WILLIAM SAFIRE: Which is the great training ground for columnists. And we salivate at the construction of a good acceptance speech, which is like a symphony.

DAVID GERGEN: Sure.

WILLIAM SAFIRE: And which has an introduction where he says this is me, and I remember in Clinton’s speech, the grabbing line to me was “I never met my father.” That was a powerful line, and so that’s allowed in an acceptance speech. Then you move to where I’m going to take the country.

DAVID GERGEN: Right.

WILLIAM SAFIRE: And then it’s never a slashing speech. It’s always an uplifting one.

DAVID GERGEN: Bob Dole has been practicing on this more than probably any speech in his life, hour after hour. How important is the delivery?

WILLIAM SAFIRE: I remember working with Nixon, and after Nixon’s acceptance speech, he went down to the hotel room, and he couldn’t sleep, and so Dwight Chapin called me up and said the old man can’t sleep, somebody has to sit up with him, he wants to talk. So I went up and talked. And he said, you know how on that–toward the end of that speech, where I got off the issues, and I got to the railroad train in the night, you noticed how my voice changed, and my face changed, and he said, an actor can do that. He says, now, there’s nobody else in the Republican Party who’s capable of doing that, with one exception, and he said, Ronald Reagan might be able to do it sometime. And of course, we’ve seen how in terms of delivery, a speech writer can hand in a mediocre speech, or a workmanlike speech, and Reagan could lift it up by his delivery.

DAVID GERGEN: I sometimes thought Reagan could make a telephone book sing from a podium.

WILLIAM SAFIRE: We’ll have to watch tonight to see if, if Bob Dole has learned the techniques of delivery and not looking shifty-eyed at one Teleprompter screen and then the other because if you try to do that, you look shifty and untrustworthy.

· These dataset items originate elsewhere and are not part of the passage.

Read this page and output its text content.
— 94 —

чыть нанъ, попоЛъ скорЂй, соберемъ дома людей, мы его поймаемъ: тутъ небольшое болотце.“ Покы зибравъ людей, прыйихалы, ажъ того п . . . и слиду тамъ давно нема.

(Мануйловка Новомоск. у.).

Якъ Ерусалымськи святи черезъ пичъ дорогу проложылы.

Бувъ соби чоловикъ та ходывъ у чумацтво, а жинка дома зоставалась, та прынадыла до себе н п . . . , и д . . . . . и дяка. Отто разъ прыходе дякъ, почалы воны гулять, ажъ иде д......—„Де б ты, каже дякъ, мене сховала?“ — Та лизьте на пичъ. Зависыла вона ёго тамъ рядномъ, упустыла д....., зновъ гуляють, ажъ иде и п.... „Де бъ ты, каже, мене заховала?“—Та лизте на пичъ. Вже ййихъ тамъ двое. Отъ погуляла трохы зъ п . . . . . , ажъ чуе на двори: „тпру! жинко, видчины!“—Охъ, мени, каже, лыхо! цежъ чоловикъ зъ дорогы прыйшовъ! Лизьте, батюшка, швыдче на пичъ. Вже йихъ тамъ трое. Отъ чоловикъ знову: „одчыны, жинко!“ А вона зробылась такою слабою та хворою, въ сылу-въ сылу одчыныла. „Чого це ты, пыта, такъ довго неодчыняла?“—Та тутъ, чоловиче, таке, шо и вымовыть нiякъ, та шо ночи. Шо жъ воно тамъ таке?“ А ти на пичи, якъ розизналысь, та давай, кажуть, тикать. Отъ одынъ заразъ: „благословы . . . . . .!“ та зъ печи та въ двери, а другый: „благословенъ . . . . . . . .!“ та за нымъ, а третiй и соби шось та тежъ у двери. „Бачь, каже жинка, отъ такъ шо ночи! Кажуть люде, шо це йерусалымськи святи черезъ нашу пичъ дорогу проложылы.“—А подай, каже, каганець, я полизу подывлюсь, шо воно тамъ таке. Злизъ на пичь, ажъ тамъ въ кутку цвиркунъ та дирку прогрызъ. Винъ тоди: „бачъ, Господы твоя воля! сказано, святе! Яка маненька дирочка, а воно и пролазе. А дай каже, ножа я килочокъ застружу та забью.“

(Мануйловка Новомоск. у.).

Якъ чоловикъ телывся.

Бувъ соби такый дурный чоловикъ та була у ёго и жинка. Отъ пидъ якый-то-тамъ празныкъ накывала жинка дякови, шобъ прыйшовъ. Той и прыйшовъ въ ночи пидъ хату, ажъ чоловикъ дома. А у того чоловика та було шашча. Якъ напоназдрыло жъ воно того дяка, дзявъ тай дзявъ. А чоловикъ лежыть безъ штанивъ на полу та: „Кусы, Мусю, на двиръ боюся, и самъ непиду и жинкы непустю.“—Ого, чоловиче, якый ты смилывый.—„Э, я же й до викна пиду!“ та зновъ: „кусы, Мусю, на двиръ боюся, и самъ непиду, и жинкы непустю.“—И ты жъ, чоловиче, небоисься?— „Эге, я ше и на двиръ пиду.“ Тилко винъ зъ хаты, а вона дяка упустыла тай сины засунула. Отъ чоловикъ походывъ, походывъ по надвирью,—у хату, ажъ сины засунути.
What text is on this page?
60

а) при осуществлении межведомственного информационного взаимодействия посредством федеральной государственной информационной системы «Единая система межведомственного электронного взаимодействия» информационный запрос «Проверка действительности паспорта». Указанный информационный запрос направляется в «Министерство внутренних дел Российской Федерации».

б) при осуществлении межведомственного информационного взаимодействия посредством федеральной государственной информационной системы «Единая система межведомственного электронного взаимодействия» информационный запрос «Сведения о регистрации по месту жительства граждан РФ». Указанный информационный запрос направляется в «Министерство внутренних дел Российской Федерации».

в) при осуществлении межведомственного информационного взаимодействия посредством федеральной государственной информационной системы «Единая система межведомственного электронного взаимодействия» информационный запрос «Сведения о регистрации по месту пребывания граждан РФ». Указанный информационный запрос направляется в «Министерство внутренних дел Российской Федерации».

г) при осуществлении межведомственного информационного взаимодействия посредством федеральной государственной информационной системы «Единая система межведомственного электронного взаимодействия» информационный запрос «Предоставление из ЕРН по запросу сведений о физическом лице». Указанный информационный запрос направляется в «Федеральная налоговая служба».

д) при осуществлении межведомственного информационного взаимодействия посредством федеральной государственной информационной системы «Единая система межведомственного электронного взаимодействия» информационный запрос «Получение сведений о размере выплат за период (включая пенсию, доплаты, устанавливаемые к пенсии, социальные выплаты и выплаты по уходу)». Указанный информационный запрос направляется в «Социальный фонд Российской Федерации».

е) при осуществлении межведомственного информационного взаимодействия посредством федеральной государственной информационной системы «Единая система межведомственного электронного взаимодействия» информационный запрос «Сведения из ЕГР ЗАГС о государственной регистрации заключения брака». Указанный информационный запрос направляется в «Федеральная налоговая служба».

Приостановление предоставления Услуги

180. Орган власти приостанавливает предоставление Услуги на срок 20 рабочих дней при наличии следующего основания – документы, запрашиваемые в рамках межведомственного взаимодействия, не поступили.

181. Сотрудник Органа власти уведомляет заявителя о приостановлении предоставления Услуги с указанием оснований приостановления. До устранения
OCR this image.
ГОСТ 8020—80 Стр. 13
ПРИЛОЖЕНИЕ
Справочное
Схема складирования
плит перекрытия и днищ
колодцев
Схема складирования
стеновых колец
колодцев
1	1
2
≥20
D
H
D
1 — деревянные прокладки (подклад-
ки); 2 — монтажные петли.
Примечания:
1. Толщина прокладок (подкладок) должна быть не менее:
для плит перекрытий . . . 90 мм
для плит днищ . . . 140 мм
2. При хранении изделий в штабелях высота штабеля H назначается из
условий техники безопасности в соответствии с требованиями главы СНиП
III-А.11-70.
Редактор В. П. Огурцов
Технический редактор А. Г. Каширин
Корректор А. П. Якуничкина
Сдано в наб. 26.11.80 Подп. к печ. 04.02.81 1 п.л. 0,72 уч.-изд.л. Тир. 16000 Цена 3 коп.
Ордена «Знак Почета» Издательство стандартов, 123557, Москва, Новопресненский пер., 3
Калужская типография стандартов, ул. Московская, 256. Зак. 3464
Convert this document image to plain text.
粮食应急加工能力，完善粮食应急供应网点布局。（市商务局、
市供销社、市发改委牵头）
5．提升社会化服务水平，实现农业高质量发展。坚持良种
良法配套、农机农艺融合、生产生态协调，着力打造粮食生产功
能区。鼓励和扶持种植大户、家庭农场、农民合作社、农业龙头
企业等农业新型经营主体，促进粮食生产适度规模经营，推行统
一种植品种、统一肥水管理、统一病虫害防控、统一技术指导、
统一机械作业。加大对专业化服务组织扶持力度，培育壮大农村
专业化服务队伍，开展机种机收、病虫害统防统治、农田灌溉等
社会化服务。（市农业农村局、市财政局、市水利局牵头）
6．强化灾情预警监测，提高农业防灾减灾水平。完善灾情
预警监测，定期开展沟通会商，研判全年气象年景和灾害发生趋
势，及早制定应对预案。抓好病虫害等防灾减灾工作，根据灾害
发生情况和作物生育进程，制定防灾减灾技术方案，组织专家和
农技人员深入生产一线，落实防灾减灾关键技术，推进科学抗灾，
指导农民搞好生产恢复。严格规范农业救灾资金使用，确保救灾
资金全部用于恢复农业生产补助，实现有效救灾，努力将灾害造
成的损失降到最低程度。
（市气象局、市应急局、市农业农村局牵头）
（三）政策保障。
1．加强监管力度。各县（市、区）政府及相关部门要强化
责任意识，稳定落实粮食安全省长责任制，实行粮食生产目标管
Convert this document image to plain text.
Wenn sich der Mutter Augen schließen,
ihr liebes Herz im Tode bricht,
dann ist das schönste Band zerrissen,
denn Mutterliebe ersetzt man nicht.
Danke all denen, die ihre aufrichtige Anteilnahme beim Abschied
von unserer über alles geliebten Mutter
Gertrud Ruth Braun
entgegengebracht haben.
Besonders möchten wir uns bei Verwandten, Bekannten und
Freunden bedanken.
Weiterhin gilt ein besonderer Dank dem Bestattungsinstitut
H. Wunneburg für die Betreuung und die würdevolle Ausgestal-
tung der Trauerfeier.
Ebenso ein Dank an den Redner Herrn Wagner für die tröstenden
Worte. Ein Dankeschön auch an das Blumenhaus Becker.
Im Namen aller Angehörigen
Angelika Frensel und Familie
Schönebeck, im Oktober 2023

DAVID GERGEN: What is the role that the Jack Kemp speech plays here tonight?

WILLIAM SAFIRE: Jack Kemp has to avoid building himself up, and he has to direct his speech to Dole.

DAVID GERGEN: To be a witness for Dole.

WILLIAM SAFIRE: That’s a good way of putting it. You ought to be a speech writer.

DAVID GERGEN: (laughing)

WILLIAM SAFIRE: And he’s got to do some of the things that it would be unseemly for Dole to do for himself.

DAVID GERGEN: Right.

WILLIAM SAFIRE: And the gem of this speech so far at the convention has been John McCain’s nomination last night. That was a beauty, constructed well and delivered with extraordinary authority, and modesty.

DAVID GERGEN: For Bob Dole’s speech to make your anthology of great speeches, is it the quality of the speech or the political effectiveness that’s more important?

WILLIAM SAFIRE: He’s got to win first, so in structuring a speech you have to say what will persuade people to vote for him? And you don’t think in terms of 100 years from now what will they remember about this speech. You want to think on November 5th, what will they remember about this speech.

DAVID GERGEN: We’ll be looking for you later tonight to talk about both the quality of the speech and its effectiveness. Thanks very much.